Dr. Ellen Feigal, Senior Vice President, Research and Development, California Institute for Regenerative Medicine^

Dr. Ellen Feigal, Senior Vice President, Research and Development, California Institute for Regenerative Medicine (CIRM), focused on the CIRM’s experience and future developments. Dr. Feigal explained the research development model used by the CIRM in managing the research projects under its charge. She also highlighted the challenges faced by research organizations in obtaining funding for conducting research.

Lavonne Goodman, MD^

Dr. Goodman began with a question: How do we reach people and get them to see the importance of clinical trials and find the energy to participate when their families are struggling with the disease? There are plenty of families that are passionate about research, but how can they garner that passion to help buoy others into participating?

It’s very hard to find treatment resources that are evidence-based. There isn’t a lot of research that has been done in this respect so the challenge for clinicians is to figure out how to manage Huntington’s disease in a way that is safe and effective.

Goodman facilitated a panel of expert physicians worldwide to figure out best practices for caring for a patient with HD. They discussed drug treatment and approached it pharmalogically, but realized the need to educate family members about the disease and teach them how to promote the health and well being of Huntington’s disease patients. One can print out the documents and take them to one’s physician in order to provide a resource of care.

Goodman studied chorea, obsessive compulsion, behavior issues and is now presently looking at psychosis, apathy, anxiety, agitation and sleep disorder. There is currently no evidence-based treatment for these symptoms. The goal is to give some guidance to patients, families, generalists on how to properly manage these specific symptoms.

For more information on the algorithm and Dr. Goodman’s work, visit http://hddrugworks.org/

Dr. Nathan Goodman, PhD, Systems for HD^

Dr.

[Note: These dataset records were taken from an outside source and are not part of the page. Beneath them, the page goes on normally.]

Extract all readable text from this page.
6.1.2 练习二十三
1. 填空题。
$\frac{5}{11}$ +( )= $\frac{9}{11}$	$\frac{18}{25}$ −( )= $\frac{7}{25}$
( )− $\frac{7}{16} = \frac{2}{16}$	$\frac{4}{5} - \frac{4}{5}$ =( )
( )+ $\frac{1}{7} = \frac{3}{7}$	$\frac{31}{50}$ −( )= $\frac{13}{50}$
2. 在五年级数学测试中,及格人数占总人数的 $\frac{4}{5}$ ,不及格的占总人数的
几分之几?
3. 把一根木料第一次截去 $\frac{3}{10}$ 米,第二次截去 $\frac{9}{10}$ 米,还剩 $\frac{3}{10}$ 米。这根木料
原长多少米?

Nathan Goodman is a senior scientist at The Institute for Systems Biology in Seattle. A PhD computer scientist, he has expertise and extensive history in the building and management of large databases in biologic systems. He, with support from the Hereditary Disease Foundation, is the primary author of HDBase, a web site which assembles datasets of interest to HD researchers, including reported drug studies in HD mouse models. He is in charge of web-based data acquisition and storage. His presentation was on technology-driven research for HD treatments.  To find drugs, he stated that we should start at the start and fix the “bad gene”. The second idea is to shut down the “bad gene” via ISIS RNA drugs. The third idea is to find earliest effects via human observation trials or study of HD mice. He talked about methods to find genetic modifies to slow down HD. One method he mentioned is the ISB method, which is a whole genome sequencing of HD families and individuals.

The first ever Help4HD Symposium ended with two powerful advocate stories by Francis Saldaña and Margaret Gallardo.